When he incited the Florentines to rebel against the Holy See, he was excommunicated – a document which Savonarola blandly declared to be void. But all this anti-Papal activity was causing opposition to mount against him in his own city and that opposition grew even more powerful when, fanatically, Savonarola called upon all Christendom to rebel against the papal authority.

Prominent in this opposition were the Franciscans. It was one of their friars who proposed the ordeal by fire in the Piazza della Signoria.

“If your revolutionary teachings have God’s approval,” said the Franciscan, “you should emerge untouched by the fire.”

Savonarola ignored the challenge, but another Dominican friar persuaded him to let him take his place in the “contest” and, under pressure, Savonarola reluctantly agreed. And so the stage was set for that strange “trial.”

The outcome was an amazing farce. Before the pyres were lit, Franciscans and Dominicans fell to bitter argument on the rules to be followed. One insisted that the other should not wear a cross; the other replied that his opponent’s cloak was bewitched.

As the dialogue became impassioned, the restless crowd worked itself up into a state of fury.
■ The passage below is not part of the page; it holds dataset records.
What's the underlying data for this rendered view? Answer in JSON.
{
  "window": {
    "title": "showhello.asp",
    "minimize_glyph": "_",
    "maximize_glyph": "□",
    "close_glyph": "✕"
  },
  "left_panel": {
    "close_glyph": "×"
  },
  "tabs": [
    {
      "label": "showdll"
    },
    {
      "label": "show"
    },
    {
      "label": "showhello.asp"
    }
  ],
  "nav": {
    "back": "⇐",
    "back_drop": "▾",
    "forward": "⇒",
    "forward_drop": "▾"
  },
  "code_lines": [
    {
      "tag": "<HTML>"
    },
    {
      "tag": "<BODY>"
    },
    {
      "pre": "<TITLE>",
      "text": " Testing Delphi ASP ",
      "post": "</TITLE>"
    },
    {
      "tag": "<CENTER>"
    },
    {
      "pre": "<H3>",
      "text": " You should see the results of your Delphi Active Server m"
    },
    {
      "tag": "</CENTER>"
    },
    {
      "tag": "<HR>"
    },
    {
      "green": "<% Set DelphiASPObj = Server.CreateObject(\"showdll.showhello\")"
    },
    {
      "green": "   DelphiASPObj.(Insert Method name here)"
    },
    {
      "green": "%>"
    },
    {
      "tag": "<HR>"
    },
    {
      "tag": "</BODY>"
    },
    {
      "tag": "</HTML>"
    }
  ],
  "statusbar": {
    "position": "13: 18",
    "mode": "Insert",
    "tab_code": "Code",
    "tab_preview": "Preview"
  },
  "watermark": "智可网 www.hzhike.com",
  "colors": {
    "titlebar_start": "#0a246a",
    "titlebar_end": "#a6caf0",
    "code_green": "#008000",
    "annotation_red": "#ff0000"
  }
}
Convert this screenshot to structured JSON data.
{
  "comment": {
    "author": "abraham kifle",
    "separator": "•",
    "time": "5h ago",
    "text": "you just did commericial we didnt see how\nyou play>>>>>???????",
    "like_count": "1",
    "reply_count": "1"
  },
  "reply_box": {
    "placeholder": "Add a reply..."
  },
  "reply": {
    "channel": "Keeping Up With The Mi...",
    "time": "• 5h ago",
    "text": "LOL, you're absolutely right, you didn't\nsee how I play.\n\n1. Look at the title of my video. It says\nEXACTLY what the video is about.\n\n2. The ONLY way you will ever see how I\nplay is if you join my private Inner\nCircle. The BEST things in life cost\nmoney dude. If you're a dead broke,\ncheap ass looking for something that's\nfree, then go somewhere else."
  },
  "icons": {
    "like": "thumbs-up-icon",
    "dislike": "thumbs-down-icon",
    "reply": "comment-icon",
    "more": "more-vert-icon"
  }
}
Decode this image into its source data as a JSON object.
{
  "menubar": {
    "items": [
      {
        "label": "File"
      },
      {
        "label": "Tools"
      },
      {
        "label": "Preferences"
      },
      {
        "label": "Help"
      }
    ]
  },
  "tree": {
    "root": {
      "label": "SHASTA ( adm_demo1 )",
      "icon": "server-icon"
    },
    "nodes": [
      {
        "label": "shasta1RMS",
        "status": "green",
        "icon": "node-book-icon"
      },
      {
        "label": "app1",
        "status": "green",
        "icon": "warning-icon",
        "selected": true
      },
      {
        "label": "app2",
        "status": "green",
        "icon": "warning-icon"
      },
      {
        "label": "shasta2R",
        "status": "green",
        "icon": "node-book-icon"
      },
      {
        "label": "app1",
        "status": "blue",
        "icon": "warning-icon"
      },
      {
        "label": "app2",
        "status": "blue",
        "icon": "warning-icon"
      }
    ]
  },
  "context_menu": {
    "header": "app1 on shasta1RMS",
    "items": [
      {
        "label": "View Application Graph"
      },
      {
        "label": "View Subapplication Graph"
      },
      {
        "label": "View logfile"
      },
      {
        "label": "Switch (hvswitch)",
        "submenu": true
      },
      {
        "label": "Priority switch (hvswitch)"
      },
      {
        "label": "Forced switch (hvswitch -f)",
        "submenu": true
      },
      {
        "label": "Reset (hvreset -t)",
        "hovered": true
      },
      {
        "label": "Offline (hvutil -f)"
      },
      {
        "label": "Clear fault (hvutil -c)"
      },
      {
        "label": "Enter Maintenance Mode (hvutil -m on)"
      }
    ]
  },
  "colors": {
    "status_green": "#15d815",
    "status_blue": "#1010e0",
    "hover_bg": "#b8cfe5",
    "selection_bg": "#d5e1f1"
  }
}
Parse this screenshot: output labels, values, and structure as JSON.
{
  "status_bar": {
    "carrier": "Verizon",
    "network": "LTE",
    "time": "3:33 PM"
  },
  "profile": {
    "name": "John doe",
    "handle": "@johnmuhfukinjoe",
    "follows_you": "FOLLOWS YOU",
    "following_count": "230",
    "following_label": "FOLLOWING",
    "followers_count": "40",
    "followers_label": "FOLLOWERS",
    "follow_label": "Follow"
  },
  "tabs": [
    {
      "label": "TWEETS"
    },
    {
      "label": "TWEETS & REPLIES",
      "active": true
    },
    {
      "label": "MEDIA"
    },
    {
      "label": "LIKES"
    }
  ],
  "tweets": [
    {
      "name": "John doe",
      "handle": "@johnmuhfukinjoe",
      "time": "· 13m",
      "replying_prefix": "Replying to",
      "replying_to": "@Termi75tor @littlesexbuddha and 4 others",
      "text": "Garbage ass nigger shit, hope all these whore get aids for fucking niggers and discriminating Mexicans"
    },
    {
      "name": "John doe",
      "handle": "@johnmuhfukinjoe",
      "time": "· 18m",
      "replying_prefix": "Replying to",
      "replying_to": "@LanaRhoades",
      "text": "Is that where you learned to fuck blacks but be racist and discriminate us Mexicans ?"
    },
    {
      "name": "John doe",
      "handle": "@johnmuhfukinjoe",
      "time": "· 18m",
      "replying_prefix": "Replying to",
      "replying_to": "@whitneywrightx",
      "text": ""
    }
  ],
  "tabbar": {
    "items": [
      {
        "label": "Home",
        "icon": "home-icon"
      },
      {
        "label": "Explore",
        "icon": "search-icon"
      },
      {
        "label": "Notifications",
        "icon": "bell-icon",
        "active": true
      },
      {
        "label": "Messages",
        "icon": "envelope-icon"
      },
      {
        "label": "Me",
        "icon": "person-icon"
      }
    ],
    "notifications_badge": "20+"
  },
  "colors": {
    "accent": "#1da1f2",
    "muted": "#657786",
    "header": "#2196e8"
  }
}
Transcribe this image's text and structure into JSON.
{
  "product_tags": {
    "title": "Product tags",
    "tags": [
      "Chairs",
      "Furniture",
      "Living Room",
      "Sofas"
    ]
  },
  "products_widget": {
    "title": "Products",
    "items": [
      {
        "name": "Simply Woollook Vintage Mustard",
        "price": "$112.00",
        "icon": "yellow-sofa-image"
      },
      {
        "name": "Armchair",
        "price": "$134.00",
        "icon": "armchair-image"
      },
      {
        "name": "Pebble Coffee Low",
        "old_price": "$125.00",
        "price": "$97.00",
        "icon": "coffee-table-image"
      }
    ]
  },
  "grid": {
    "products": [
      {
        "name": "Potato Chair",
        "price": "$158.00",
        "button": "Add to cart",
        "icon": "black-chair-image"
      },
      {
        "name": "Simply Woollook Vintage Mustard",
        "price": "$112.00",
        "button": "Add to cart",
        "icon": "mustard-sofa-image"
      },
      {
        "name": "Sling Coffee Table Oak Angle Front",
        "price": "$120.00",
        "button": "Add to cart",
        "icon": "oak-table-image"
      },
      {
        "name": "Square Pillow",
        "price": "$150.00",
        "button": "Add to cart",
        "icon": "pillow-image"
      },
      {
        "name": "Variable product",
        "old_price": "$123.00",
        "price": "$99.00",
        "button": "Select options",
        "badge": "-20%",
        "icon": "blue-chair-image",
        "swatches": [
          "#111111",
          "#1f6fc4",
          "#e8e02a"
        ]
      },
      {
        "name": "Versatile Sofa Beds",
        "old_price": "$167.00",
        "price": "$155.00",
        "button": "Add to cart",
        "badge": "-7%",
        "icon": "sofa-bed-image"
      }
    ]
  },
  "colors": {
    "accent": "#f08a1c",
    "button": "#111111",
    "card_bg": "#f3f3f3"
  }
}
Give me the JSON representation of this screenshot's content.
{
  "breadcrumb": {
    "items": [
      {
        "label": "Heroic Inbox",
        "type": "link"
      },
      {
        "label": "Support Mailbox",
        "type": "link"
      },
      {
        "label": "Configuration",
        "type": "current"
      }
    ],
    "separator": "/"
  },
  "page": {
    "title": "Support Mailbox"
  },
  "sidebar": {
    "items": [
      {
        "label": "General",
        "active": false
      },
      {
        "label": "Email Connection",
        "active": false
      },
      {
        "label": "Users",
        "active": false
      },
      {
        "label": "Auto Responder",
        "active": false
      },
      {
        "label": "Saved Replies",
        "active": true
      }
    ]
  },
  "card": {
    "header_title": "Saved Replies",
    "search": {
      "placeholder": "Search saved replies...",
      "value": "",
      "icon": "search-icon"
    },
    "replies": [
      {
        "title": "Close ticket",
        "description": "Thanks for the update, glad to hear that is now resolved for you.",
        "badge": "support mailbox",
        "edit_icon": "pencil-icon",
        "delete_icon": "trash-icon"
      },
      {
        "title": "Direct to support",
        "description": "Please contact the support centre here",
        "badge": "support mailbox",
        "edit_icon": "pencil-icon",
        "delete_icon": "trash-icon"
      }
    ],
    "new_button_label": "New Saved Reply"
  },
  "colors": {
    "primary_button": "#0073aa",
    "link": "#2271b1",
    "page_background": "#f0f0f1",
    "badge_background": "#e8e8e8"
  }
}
They surged forward in an ugly mood and, suddenly fearful for their lives, Dominicans and Franciscans took to their heels and fled.

Savonarola was blamed for the whole pathetic incident and, powered by the Pope’s fury against the trenchant priest, an order was made for his arrest. The fickle mob swooped on St. Mark’s and while they clamoured for action Savonarola and two of his faithful Dominican friars were arrested and imprisoned.

There, for 40 days they were physically and mentally tortured, until they confessed all their “sins” against the Church. Even their trial was a farce, for the Pope had issued instructions that “Savonarola must die even if he was found to be a second John the Baptist.”

A huge scaffold holding three piles of faggots was erected. Savonarola and his two followers were tied to stakes and the faggots burst into flames around them. A sudden strong gust of wind blew the flames to one side – was this the miracle that his few faithful followers in the crowd had been praying for? In that brief moment they saw their leader standing unflinchingly; then the fire closed in again. There was to be no miracle.